Abracadabra: Language, Memory, Representation


Medieval Memory Systems

Despite the increasing circulation of books and manuscripts from the ancient to the medieval era, the memory system never disappeared. In fact, philosophical and theological writings on memory increased (such as those of Thomas Aquinas and Albertus Magnus). The techniques of the arts of memory should be seen not as a relic of a gratefully forgotten era, but as fundamentally continuous with today.

Mary Carruthers makes a very strong point (in a book called The Book of Memory) that throughout the ancient and medieval period, memory itself is conceived of as a kind of inscription-- not as something separate or preliminary to an age of literacy. Rather, the ancient and medieval scholars literally (no pun intended) wrote their memories in their brains in order to use them as they would printed texts.

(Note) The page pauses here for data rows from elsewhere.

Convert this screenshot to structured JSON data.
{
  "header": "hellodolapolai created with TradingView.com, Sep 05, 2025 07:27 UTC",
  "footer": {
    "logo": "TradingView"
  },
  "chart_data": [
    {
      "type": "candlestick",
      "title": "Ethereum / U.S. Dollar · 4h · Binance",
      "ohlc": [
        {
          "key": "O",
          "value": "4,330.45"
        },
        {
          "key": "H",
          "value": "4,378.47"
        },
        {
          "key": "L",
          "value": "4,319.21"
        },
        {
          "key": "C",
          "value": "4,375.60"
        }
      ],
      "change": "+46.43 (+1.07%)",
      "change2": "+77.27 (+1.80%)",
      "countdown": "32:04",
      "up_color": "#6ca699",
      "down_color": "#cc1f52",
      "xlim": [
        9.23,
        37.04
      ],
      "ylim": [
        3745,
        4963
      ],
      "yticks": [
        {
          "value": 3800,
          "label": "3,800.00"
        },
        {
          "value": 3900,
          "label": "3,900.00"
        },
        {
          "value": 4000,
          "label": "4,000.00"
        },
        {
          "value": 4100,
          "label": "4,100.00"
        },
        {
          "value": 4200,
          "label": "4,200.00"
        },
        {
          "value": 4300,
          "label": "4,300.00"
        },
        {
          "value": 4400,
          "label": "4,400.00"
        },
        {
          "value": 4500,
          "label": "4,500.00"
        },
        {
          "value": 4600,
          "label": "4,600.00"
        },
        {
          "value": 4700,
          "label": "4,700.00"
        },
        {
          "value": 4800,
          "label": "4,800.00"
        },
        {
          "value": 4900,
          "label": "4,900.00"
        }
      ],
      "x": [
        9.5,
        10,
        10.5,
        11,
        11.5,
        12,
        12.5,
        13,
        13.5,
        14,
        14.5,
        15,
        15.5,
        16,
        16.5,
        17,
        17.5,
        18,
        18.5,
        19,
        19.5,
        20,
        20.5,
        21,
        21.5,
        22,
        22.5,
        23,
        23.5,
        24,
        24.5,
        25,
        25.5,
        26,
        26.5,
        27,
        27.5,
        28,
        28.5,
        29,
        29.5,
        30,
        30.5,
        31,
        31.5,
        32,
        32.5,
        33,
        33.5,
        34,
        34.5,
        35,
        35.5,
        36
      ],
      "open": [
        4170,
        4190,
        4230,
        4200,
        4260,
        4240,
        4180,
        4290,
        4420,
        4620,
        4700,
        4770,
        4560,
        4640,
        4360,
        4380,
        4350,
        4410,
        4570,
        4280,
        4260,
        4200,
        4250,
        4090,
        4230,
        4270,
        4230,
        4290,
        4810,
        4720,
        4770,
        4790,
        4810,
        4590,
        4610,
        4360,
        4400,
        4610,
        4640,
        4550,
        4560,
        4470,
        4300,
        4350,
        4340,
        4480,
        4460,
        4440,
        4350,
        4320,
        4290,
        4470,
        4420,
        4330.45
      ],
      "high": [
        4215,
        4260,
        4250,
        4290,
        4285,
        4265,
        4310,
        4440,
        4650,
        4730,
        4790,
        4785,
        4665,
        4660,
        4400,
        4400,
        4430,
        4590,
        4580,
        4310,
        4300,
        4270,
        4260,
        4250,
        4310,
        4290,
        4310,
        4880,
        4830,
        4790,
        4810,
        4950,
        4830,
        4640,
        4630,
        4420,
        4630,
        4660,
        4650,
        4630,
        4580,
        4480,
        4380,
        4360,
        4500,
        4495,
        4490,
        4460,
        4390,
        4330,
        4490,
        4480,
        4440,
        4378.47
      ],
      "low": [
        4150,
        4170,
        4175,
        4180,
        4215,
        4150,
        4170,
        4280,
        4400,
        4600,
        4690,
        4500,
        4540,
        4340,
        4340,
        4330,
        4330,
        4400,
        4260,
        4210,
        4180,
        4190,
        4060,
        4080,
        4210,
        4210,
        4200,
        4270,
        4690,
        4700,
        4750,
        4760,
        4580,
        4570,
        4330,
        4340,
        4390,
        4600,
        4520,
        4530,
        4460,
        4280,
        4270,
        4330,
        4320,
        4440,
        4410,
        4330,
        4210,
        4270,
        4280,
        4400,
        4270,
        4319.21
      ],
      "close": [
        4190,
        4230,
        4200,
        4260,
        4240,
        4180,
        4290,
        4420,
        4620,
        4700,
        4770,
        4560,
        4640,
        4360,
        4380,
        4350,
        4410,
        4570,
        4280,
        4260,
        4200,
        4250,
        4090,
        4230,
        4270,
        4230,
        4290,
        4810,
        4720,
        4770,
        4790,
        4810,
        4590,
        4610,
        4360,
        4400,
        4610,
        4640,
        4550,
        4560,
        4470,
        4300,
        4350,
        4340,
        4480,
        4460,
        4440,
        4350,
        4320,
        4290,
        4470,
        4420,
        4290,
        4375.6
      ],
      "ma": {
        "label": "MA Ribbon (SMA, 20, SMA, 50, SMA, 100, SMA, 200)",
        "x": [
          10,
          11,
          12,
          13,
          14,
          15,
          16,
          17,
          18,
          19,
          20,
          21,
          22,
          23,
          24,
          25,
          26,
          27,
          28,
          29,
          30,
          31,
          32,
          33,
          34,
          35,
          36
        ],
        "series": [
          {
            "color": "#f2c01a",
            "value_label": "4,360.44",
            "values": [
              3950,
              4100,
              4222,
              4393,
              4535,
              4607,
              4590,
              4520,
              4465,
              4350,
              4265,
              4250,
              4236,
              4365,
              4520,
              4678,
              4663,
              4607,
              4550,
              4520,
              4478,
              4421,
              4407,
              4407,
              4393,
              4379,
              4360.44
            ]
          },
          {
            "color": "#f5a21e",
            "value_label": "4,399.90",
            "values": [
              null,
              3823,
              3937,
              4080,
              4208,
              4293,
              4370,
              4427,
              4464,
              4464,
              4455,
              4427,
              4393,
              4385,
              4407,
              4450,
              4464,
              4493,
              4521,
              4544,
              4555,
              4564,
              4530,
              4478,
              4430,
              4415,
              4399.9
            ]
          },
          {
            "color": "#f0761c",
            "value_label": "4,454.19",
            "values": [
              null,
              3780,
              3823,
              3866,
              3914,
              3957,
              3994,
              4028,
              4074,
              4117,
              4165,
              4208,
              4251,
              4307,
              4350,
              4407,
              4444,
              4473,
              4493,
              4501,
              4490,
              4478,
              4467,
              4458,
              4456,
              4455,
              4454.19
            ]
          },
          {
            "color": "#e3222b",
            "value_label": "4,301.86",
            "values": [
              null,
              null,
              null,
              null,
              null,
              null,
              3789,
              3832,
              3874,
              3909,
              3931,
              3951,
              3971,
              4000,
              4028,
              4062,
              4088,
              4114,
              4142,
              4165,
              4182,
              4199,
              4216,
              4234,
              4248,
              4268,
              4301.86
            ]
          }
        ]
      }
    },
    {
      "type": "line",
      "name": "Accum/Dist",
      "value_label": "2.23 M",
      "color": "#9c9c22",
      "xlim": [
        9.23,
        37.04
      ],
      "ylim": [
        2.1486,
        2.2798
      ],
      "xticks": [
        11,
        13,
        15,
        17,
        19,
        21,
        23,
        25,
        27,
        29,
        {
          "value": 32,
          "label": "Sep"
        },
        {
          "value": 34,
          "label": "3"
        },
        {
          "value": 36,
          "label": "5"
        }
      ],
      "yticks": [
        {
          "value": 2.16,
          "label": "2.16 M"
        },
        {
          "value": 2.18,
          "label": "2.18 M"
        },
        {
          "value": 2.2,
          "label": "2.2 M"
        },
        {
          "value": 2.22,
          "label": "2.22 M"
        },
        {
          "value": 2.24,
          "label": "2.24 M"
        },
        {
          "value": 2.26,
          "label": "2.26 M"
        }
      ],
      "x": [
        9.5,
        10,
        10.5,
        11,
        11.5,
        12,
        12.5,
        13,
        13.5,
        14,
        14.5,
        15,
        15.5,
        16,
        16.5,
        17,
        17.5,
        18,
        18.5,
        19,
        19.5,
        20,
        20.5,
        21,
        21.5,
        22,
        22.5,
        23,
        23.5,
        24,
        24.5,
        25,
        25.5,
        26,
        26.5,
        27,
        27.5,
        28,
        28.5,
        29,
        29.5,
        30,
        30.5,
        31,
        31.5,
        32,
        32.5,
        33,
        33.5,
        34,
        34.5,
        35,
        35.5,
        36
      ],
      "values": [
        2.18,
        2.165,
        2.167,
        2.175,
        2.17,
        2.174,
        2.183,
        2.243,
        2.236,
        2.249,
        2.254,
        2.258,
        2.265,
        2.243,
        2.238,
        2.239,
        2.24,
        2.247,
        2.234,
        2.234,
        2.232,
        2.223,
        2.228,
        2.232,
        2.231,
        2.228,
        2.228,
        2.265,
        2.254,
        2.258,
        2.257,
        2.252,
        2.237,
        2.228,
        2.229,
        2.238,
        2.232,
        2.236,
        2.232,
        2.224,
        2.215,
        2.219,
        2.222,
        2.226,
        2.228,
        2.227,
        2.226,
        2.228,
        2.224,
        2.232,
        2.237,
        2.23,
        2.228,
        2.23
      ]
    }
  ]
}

Not all memory is rote memory-- The field guide is not just a list of birds; it is a guide to seeing them. Whether they actually appear in nature is only a fraction of the game, the rest is up to us. Similarly, Memory systems were always used in particular places and for particular purposes, not just to store up all the things and events of the past.

In the Medieval period, arts of memory underwent some of their most interesting changes. The medieval period in Western Europe is dominated by Christian Theology and Aristotelian science. From about the 2nd century A.D until the Renaissance, Aristotle was the premier authority for philosophers and scientists, while Augustine was probably the greatest theological authority. In the middle ages two Dominican Saints Albertus Magnus and Thomas Aquinas were equally knowledgeable about Aristotle and Augustine.

In the medieval period the memory systems of old gain new purchase: they become pious, divine, ethical, oriented towards not only rhetorical functions but ethical (concerning how to live an ethical life) as well.

In Medieval Christian philosophy there are four Virtues: Fortitude, Justice, Temperance, Prudence. It is Prudence that commands our attention, because this is the place of memoria. Within prudence, Medieval Scholars included memoria, intelligentia and providentia. A famous painting by Titian (1565) portrays the allegory of prudence with the heads of three men (an old man for memory, a middle aged bearded man for the present and young man for the future) and three animals (a wolf who has already devoured the past, a lion representing the uncertain present, and a "fawning dog" representing the future). Aquinas explains that it is only by looking carefully upon past things that we can be rightly directed to present and future things, hence Prudence, the opposite of imprudence-- of risk. Certainty comes from Memory and the proper organization of words and images. Such a temporal understanding of memory is crucial for the development of methods of scientific experiment since it makes sensible the notion of 'probability' or uncertainty as a function of knowledge.

Read Chapters 3 and 4 of Yates for more detailed information on the medieval memory systems. Note especially:

  • the use of memory systems to remember virtues and vices, as a method for living.
  • The notion of "Corporeal Similtudes" vs. Imagines Agentes.
  • The two types of memory system: simple mnemonic and complicated Dante-esque. Yates suggest that Dante's masterwork should be considered as such a system, Petrarch also referenced frequently in this vein.
Book of Hours of
	  Catherine Cleves

A Book of Hours made for Catherine of Cleves, Duchess of Guelders, c. 1440. Aviary memory motif also noted by Mary Carruthers; from Carruthers The Book of Memory, Cambridge University Press, 1990.